Yine BJP’nin Müslümanları “Hinduların hakkını yiyen termitler” olarak nitelediğine de rastlanıyor.

 

DIŞ POLİTİKAYA ETKİSİ

Hindistan’da BJP’nin bu tutumunun, Müslüman ülkelerden ağır tepkiler çektiği ve eleştiri oklarının hedefi olduğu biliniyor.

Yakın zamanda BJP’den iki görevlinin Hazreti Muhammed (SAV) hakkında kullandıkları hakarete varan cümleler de bu eleştiri oklarının bir kez daha Hindistan’a yönelmesine yol açtı.

Türkiye, Katar, BAE, Suudi Arabistan, Pakistan, Malezya, Ürdün gibi ülkelerden ve Körfez İşbirliği Konseyi, İslam İşbirliği Teşkilatı gibi uluslararası örgütlerden yoğun tepkiler çeken bu yorumlar, Hindistan’ın kendisini yoğun işbirliği içerisinde olduğu Arap ülkelerden uzaklaştırmasına sebep oldu.
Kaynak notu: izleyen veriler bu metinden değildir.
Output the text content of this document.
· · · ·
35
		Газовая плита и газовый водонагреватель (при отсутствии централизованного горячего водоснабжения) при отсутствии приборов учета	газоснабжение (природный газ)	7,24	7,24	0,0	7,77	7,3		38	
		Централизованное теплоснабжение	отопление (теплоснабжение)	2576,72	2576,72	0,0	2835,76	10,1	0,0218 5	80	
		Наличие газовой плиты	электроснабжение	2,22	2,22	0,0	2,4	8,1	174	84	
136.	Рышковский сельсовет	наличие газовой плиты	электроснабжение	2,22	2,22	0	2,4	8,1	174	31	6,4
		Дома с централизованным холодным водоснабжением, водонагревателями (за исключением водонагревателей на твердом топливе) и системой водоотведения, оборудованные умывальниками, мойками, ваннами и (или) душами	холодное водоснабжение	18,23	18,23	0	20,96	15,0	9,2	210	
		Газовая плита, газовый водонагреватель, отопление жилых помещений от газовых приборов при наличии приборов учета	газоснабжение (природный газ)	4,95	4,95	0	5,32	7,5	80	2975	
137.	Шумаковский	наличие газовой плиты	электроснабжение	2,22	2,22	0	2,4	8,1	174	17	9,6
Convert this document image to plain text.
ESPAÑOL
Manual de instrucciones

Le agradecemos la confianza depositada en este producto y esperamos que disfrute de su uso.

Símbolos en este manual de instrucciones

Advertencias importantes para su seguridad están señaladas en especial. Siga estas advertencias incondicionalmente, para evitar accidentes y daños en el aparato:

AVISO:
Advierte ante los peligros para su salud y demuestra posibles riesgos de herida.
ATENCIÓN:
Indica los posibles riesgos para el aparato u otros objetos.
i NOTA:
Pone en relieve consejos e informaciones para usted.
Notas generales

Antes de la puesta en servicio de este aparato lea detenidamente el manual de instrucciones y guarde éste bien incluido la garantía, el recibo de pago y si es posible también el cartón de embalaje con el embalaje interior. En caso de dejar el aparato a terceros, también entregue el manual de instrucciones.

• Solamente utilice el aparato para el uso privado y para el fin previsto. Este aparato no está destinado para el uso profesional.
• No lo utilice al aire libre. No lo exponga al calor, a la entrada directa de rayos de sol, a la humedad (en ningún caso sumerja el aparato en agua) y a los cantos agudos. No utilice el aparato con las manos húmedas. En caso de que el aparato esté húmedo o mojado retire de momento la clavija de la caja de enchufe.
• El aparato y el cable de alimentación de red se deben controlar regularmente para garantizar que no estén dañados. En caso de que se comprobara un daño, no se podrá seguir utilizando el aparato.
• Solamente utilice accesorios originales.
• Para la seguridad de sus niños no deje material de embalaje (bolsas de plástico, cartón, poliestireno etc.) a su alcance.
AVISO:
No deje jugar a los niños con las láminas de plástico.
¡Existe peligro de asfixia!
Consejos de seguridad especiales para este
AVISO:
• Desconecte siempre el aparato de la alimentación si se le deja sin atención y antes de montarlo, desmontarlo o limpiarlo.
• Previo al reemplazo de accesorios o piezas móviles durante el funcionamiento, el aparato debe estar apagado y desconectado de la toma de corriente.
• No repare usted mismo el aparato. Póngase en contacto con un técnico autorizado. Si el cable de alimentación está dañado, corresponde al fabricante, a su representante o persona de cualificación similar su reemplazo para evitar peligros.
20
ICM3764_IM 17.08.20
Hindistan diasporasının büyük bir kısmının Körfez ülkelerinde olduğu ve bu diasporanın ülkeye geri gönderdiği dövizin Hint ekonomisi için değeri ve petrol ticareti gibi konularda Hindistan’ın Körfez ülkelerine tek taraflı bir ihtiyacı olduğu göz önünde bulundurulursa bu tip söylemlere ve eylemlere izin verilmemesinin gerekliliği vurgulanmış olur.

Tepkilerin ardından BJP, bu sözleri sarf eden görevlilerin partiden uzaklaştırıldığını belirterek BJP’nin “her inanca saygı duyduğunu” açıkladı.